In a bid to save more time and money, many companies have started using their own staff for user testing. Although this method is cheap and convenient, it is inappropriate and leads to unreliable results that do not really reflect the needs and behaviors of target users. Let us dive in and take a deeper look.
Why do they do it?
- Convenience – Internal participants are easily accessible compared to external users and are willing to dedicate time to help the company. You don’t really need a recruiter to find a participant – all you have to do is post an ad and people will turn up for the session. Moreover, you also have a variety of tools that let you communicate with your coworkers.
- Low cost – Companies have different transactional methods when it comes to paying internal employees, but the process is simple, and in many cases, does not involve any money.
- Confidentiality – Doing usability testing on an unreleased product can create confidentiality issues, especially if the product is like nothing else out there. Since employees sign nondisclosure agreements, they are unlikely to breach confidentiality.
- Attracting attention – Having employees act as test participants is a great way of increasing interest in the product.
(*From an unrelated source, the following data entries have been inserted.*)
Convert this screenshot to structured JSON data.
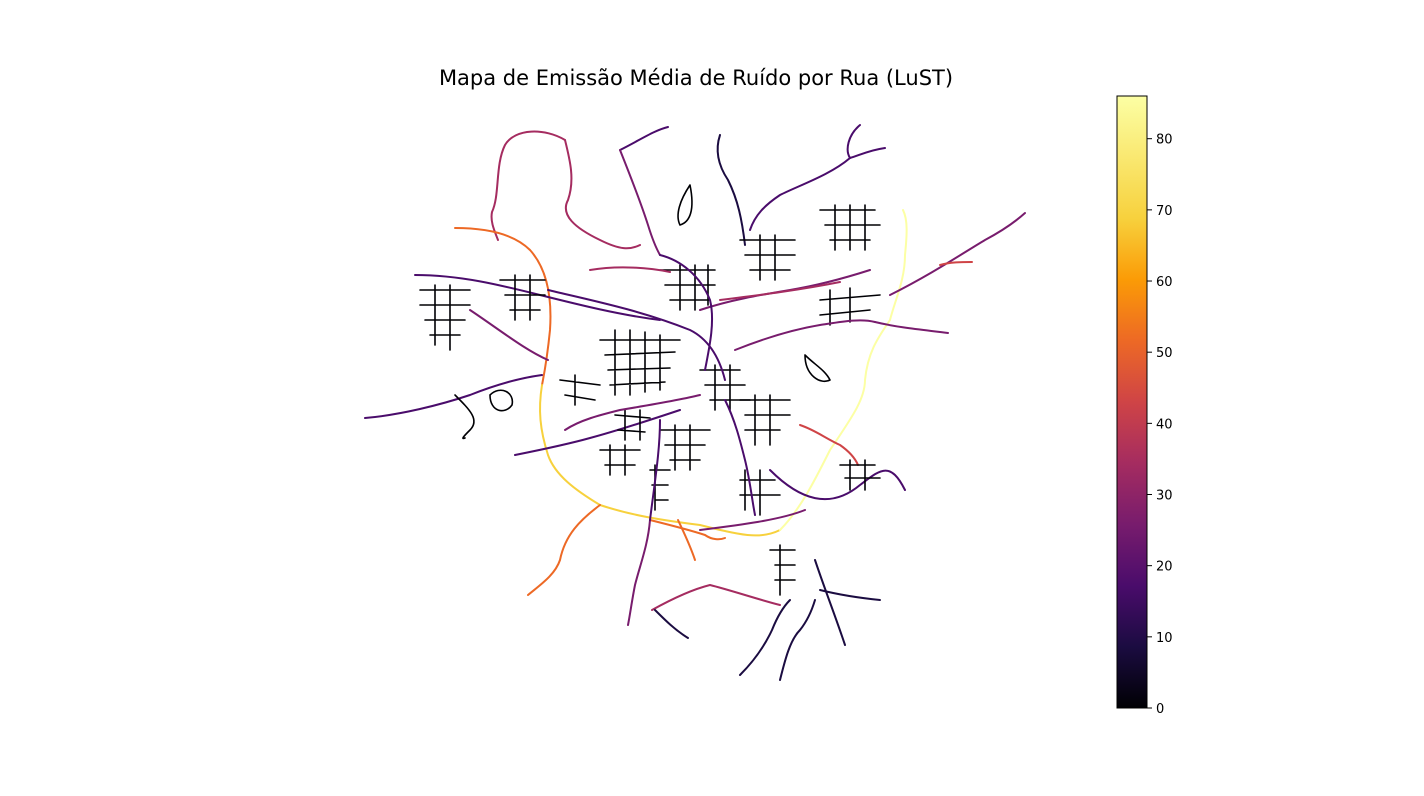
{
  "chart_data": {
    "type": "map",
    "title": "Mapa de Emissão Média de Ruído por Rua (LuST)",
    "colorbar": {
      "colormap": "inferno",
      "min": 0,
      "max": 86,
      "ticks": [
        0,
        10,
        20,
        30,
        40,
        50,
        60,
        70,
        80
      ],
      "tick_labels": [
        "0",
        "10",
        "20",
        "30",
        "40",
        "50",
        "60",
        "70",
        "80"
      ],
      "label": ""
    },
    "description_of_marks": "street network lines coloured by mean noise emission"
  }
}
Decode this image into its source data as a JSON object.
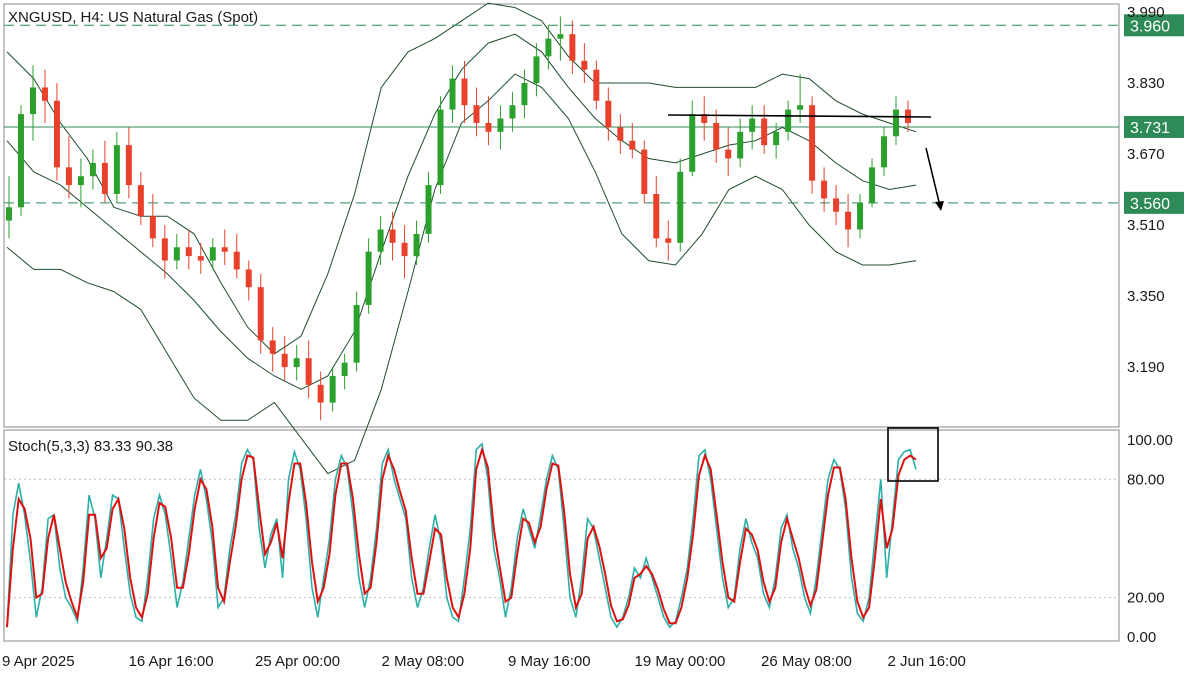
{
  "header": {
    "symbol": "XNGUSD",
    "timeframe": "H4:",
    "instrument": "US Natural Gas (Spot)"
  },
  "indicator": {
    "label": "Stoch(5,3,3)",
    "k_value": "83.33",
    "d_value": "90.38"
  },
  "colors": {
    "bull": "#2ca02c",
    "bear": "#e8402a",
    "band": "#1e4d2b",
    "level_line": "#2e8b57",
    "stoch_k": "#2bb0a8",
    "stoch_d": "#e01010",
    "annotation": "#000000"
  },
  "chart_data": [
    {
      "type": "candlestick",
      "title": "XNGUSD, H4:  US Natural Gas (Spot)",
      "y_ticks": [
        "3.990",
        "3.830",
        "3.670",
        "3.510",
        "3.350",
        "3.190"
      ],
      "ylim": [
        3.055,
        4.008
      ],
      "x_tick_labels": [
        "9 Apr 2025",
        "16 Apr 16:00",
        "25 Apr 00:00",
        "2 May 08:00",
        "9 May 16:00",
        "19 May 00:00",
        "26 May 08:00",
        "2 Jun 16:00"
      ],
      "price_levels": [
        {
          "value": 3.96,
          "label": "3.960",
          "style": "dashed"
        },
        {
          "value": 3.731,
          "label": "3.731",
          "style": "solid"
        },
        {
          "value": 3.56,
          "label": "3.560",
          "style": "dashed"
        }
      ],
      "bollinger_middle": [
        3.7,
        3.63,
        3.6,
        3.55,
        3.5,
        3.45,
        3.4,
        3.34,
        3.27,
        3.21,
        3.17,
        3.14,
        3.17,
        3.27,
        3.45,
        3.62,
        3.76,
        3.86,
        3.92,
        3.94,
        3.9,
        3.82,
        3.75,
        3.7,
        3.66,
        3.65,
        3.67,
        3.69,
        3.7,
        3.73,
        3.7,
        3.65,
        3.61,
        3.59,
        3.6
      ],
      "bollinger_upper": [
        3.9,
        3.84,
        3.74,
        3.66,
        3.55,
        3.53,
        3.53,
        3.49,
        3.38,
        3.28,
        3.22,
        3.26,
        3.4,
        3.58,
        3.82,
        3.9,
        3.93,
        3.97,
        4.01,
        4.0,
        3.97,
        3.89,
        3.83,
        3.83,
        3.83,
        3.82,
        3.82,
        3.82,
        3.82,
        3.85,
        3.84,
        3.79,
        3.76,
        3.74,
        3.72
      ],
      "bollinger_lower": [
        3.46,
        3.41,
        3.41,
        3.38,
        3.36,
        3.32,
        3.22,
        3.12,
        3.07,
        3.07,
        3.11,
        3.03,
        2.95,
        2.98,
        3.14,
        3.36,
        3.59,
        3.74,
        3.79,
        3.85,
        3.82,
        3.75,
        3.63,
        3.49,
        3.43,
        3.42,
        3.49,
        3.59,
        3.62,
        3.59,
        3.51,
        3.45,
        3.42,
        3.42,
        3.43
      ],
      "candles": [
        [
          3.52,
          3.62,
          3.48,
          3.55
        ],
        [
          3.55,
          3.78,
          3.53,
          3.76
        ],
        [
          3.76,
          3.87,
          3.7,
          3.82
        ],
        [
          3.82,
          3.86,
          3.74,
          3.79
        ],
        [
          3.79,
          3.83,
          3.61,
          3.64
        ],
        [
          3.64,
          3.71,
          3.57,
          3.6
        ],
        [
          3.6,
          3.66,
          3.55,
          3.62
        ],
        [
          3.62,
          3.68,
          3.59,
          3.65
        ],
        [
          3.65,
          3.7,
          3.56,
          3.58
        ],
        [
          3.58,
          3.72,
          3.56,
          3.69
        ],
        [
          3.69,
          3.73,
          3.57,
          3.6
        ],
        [
          3.6,
          3.63,
          3.51,
          3.53
        ],
        [
          3.53,
          3.58,
          3.46,
          3.48
        ],
        [
          3.48,
          3.51,
          3.39,
          3.43
        ],
        [
          3.43,
          3.49,
          3.41,
          3.46
        ],
        [
          3.46,
          3.5,
          3.41,
          3.44
        ],
        [
          3.44,
          3.47,
          3.4,
          3.43
        ],
        [
          3.43,
          3.48,
          3.41,
          3.46
        ],
        [
          3.46,
          3.5,
          3.42,
          3.45
        ],
        [
          3.45,
          3.49,
          3.39,
          3.41
        ],
        [
          3.41,
          3.43,
          3.34,
          3.37
        ],
        [
          3.37,
          3.4,
          3.22,
          3.25
        ],
        [
          3.25,
          3.28,
          3.18,
          3.22
        ],
        [
          3.22,
          3.26,
          3.16,
          3.19
        ],
        [
          3.19,
          3.24,
          3.16,
          3.21
        ],
        [
          3.21,
          3.25,
          3.12,
          3.15
        ],
        [
          3.15,
          3.18,
          3.07,
          3.11
        ],
        [
          3.11,
          3.19,
          3.09,
          3.17
        ],
        [
          3.17,
          3.22,
          3.14,
          3.2
        ],
        [
          3.2,
          3.36,
          3.18,
          3.33
        ],
        [
          3.33,
          3.48,
          3.31,
          3.45
        ],
        [
          3.45,
          3.53,
          3.42,
          3.5
        ],
        [
          3.5,
          3.54,
          3.43,
          3.47
        ],
        [
          3.47,
          3.51,
          3.39,
          3.44
        ],
        [
          3.44,
          3.52,
          3.42,
          3.49
        ],
        [
          3.49,
          3.63,
          3.47,
          3.6
        ],
        [
          3.6,
          3.8,
          3.58,
          3.77
        ],
        [
          3.77,
          3.87,
          3.74,
          3.84
        ],
        [
          3.84,
          3.88,
          3.74,
          3.78
        ],
        [
          3.78,
          3.82,
          3.71,
          3.74
        ],
        [
          3.74,
          3.8,
          3.69,
          3.72
        ],
        [
          3.72,
          3.78,
          3.68,
          3.75
        ],
        [
          3.75,
          3.81,
          3.72,
          3.78
        ],
        [
          3.78,
          3.86,
          3.75,
          3.83
        ],
        [
          3.83,
          3.92,
          3.8,
          3.89
        ],
        [
          3.89,
          3.96,
          3.86,
          3.93
        ],
        [
          3.93,
          3.98,
          3.88,
          3.94
        ],
        [
          3.94,
          3.97,
          3.85,
          3.88
        ],
        [
          3.88,
          3.92,
          3.83,
          3.86
        ],
        [
          3.86,
          3.88,
          3.77,
          3.79
        ],
        [
          3.79,
          3.82,
          3.7,
          3.73
        ],
        [
          3.73,
          3.76,
          3.67,
          3.7
        ],
        [
          3.7,
          3.74,
          3.66,
          3.68
        ],
        [
          3.68,
          3.7,
          3.56,
          3.58
        ],
        [
          3.58,
          3.62,
          3.46,
          3.48
        ],
        [
          3.48,
          3.52,
          3.43,
          3.47
        ],
        [
          3.47,
          3.66,
          3.45,
          3.63
        ],
        [
          3.63,
          3.79,
          3.62,
          3.76
        ],
        [
          3.76,
          3.8,
          3.7,
          3.74
        ],
        [
          3.74,
          3.77,
          3.65,
          3.68
        ],
        [
          3.68,
          3.73,
          3.62,
          3.66
        ],
        [
          3.66,
          3.75,
          3.64,
          3.72
        ],
        [
          3.72,
          3.78,
          3.68,
          3.75
        ],
        [
          3.75,
          3.78,
          3.67,
          3.69
        ],
        [
          3.69,
          3.74,
          3.66,
          3.72
        ],
        [
          3.72,
          3.79,
          3.7,
          3.77
        ],
        [
          3.77,
          3.85,
          3.74,
          3.78
        ],
        [
          3.78,
          3.8,
          3.58,
          3.61
        ],
        [
          3.61,
          3.64,
          3.54,
          3.57
        ],
        [
          3.57,
          3.6,
          3.51,
          3.54
        ],
        [
          3.54,
          3.58,
          3.46,
          3.5
        ],
        [
          3.5,
          3.58,
          3.48,
          3.56
        ],
        [
          3.56,
          3.66,
          3.55,
          3.64
        ],
        [
          3.64,
          3.73,
          3.62,
          3.71
        ],
        [
          3.71,
          3.8,
          3.69,
          3.77
        ],
        [
          3.77,
          3.79,
          3.72,
          3.74
        ]
      ]
    },
    {
      "type": "line",
      "title": "Stoch(5,3,3) 83.33 90.38",
      "y_ticks": [
        "100.00",
        "80.00",
        "20.00",
        "0.00"
      ],
      "ylim": [
        -2,
        105
      ],
      "dotted_levels": [
        80,
        20
      ],
      "series": [
        {
          "key": "k",
          "values": [
            5,
            62,
            78,
            62,
            38,
            10,
            25,
            60,
            62,
            35,
            20,
            15,
            8,
            35,
            72,
            60,
            30,
            50,
            72,
            70,
            45,
            22,
            10,
            8,
            30,
            60,
            72,
            62,
            40,
            15,
            28,
            50,
            72,
            85,
            70,
            48,
            15,
            20,
            45,
            62,
            88,
            95,
            90,
            55,
            35,
            52,
            60,
            30,
            80,
            94,
            85,
            60,
            25,
            10,
            30,
            50,
            80,
            92,
            86,
            62,
            30,
            15,
            30,
            55,
            88,
            95,
            80,
            70,
            60,
            30,
            15,
            25,
            45,
            62,
            48,
            20,
            10,
            8,
            30,
            55,
            95,
            98,
            80,
            45,
            30,
            10,
            25,
            50,
            65,
            55,
            45,
            62,
            80,
            92,
            85,
            55,
            20,
            10,
            30,
            60,
            55,
            40,
            25,
            10,
            5,
            10,
            20,
            35,
            30,
            40,
            30,
            20,
            10,
            5,
            8,
            20,
            35,
            60,
            92,
            95,
            80,
            55,
            30,
            15,
            20,
            45,
            60,
            48,
            40,
            22,
            15,
            30,
            55,
            62,
            45,
            35,
            20,
            12,
            30,
            55,
            80,
            90,
            85,
            65,
            30,
            12,
            8,
            20,
            50,
            80,
            30,
            60,
            90,
            94,
            95,
            85
          ]
        },
        {
          "key": "d",
          "values": [
            5,
            45,
            70,
            65,
            50,
            20,
            22,
            50,
            62,
            45,
            28,
            18,
            10,
            28,
            62,
            62,
            40,
            45,
            65,
            70,
            55,
            30,
            15,
            10,
            22,
            50,
            68,
            66,
            50,
            25,
            25,
            42,
            65,
            80,
            75,
            56,
            25,
            18,
            38,
            56,
            80,
            92,
            91,
            65,
            42,
            48,
            58,
            40,
            68,
            88,
            88,
            68,
            38,
            18,
            25,
            42,
            72,
            88,
            88,
            70,
            42,
            22,
            25,
            48,
            80,
            92,
            85,
            74,
            64,
            40,
            22,
            22,
            38,
            55,
            52,
            30,
            15,
            10,
            22,
            45,
            85,
            95,
            86,
            55,
            36,
            18,
            20,
            42,
            60,
            58,
            48,
            56,
            75,
            88,
            87,
            64,
            32,
            15,
            22,
            50,
            56,
            46,
            32,
            16,
            8,
            9,
            16,
            30,
            32,
            36,
            32,
            24,
            14,
            7,
            7,
            15,
            30,
            52,
            82,
            92,
            85,
            62,
            38,
            20,
            18,
            38,
            55,
            52,
            44,
            28,
            18,
            25,
            48,
            60,
            50,
            40,
            26,
            16,
            24,
            48,
            72,
            86,
            86,
            70,
            40,
            18,
            10,
            15,
            40,
            70,
            45,
            55,
            82,
            90,
            92,
            90
          ]
        }
      ]
    }
  ]
}
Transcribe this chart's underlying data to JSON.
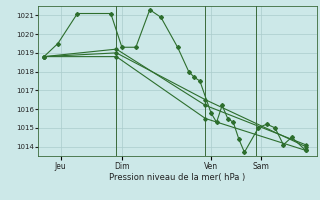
{
  "background_color": "#cce8e8",
  "grid_color": "#aacccc",
  "line_color": "#2d6e2d",
  "title": "Pression niveau de la mer( hPa )",
  "ylim": [
    1013.5,
    1021.5
  ],
  "yticks": [
    1014,
    1015,
    1016,
    1017,
    1018,
    1019,
    1020,
    1021
  ],
  "day_labels": [
    "Jeu",
    "Dim",
    "Ven",
    "Sam"
  ],
  "day_positions": [
    0.08,
    0.3,
    0.62,
    0.8
  ],
  "vline_positions": [
    0.28,
    0.6,
    0.78
  ],
  "series0_x": [
    0.02,
    0.07,
    0.14,
    0.26,
    0.3,
    0.35,
    0.4,
    0.44,
    0.5,
    0.54,
    0.56,
    0.58,
    0.62,
    0.64,
    0.66,
    0.68,
    0.7,
    0.72,
    0.74,
    0.79,
    0.82,
    0.85,
    0.88,
    0.91,
    0.96
  ],
  "series0_y": [
    1018.8,
    1019.5,
    1021.1,
    1021.1,
    1019.3,
    1019.3,
    1021.3,
    1020.9,
    1019.3,
    1018.0,
    1017.7,
    1017.5,
    1015.8,
    1015.3,
    1016.2,
    1015.5,
    1015.3,
    1014.4,
    1013.7,
    1015.0,
    1015.2,
    1015.0,
    1014.1,
    1014.5,
    1013.8
  ],
  "series1_x": [
    0.02,
    0.28,
    0.6,
    0.96
  ],
  "series1_y": [
    1018.8,
    1019.2,
    1016.2,
    1014.1
  ],
  "series2_x": [
    0.02,
    0.28,
    0.6,
    0.96
  ],
  "series2_y": [
    1018.8,
    1019.0,
    1016.5,
    1014.0
  ],
  "series3_x": [
    0.02,
    0.28,
    0.6,
    0.96
  ],
  "series3_y": [
    1018.8,
    1018.8,
    1015.5,
    1013.8
  ]
}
As they become familiar with the entire process, you will get invaluable UX support.
So, what’s the hitch?
Unfortunately, asking your own employees for feedback will invariably affect how sound your data is and how your employees feel about the company. More often than not, the data reflects employee bias instead of the behaviors and needs of real users.
- Since employees have prior knowledge of the company, they understand the business goals and jargon better than non-employees. They use that information to perform better in a user test, even if they don’t do it consciously. You will not see the authentic behavior, which is the main purpose of user research.
- Having prior knowledge of a project or even indirect exposure to it can affect a participant’s attitude towards it.
- Employees also have a higher motivation to use the product compared to an outsider. They tend to think that what you do is meaningful and will not take the liberty of outright dismissing what you do like an outsider would.
- Employee perspective is often clouded by what they think is the best future course of action. They make judgments based on how desirable and feasible your project is, and how much time and resources it would take to implement changes suggested by R&D. The feedback will most likely reflect this.
- Employees also feel the pressure to finish a task and spend extra time on it as they are invested in the company’s welfare.
- Internal participants might know the people who are involved in the study. Their feelings for the team members will influence their behavior. Even if they do not personally know the team, they are prone to feeling a strong connection to it as they are part of the same company. This will make them think twice before they express disappointment with the work of the designers.
- Participants might also feel a little uncomfortable being observed by their coworkers and feel the need to impress the executives who are studying their response.
When can you do it?
- If you are testing an application or intranet that has been developed for you own employees, then it makes sense to use employees as test users since they are the target audience. Even in this case, you will want to minimize bias by finding people who are not familiar or involved with the project.
- If you want to pilot a particular user test, then internal recruitment is a great way to identify the weaknesses in the test plan. If you plan to invite stakeholders or observers for the test session, make the scope of the test session clear – to give you feedback about the test structure and not the interface.
Recruiting employees as participants is not an alternative to recruiting externally. When it comes to usability testing, there is nothing that compares to recruiting actual users.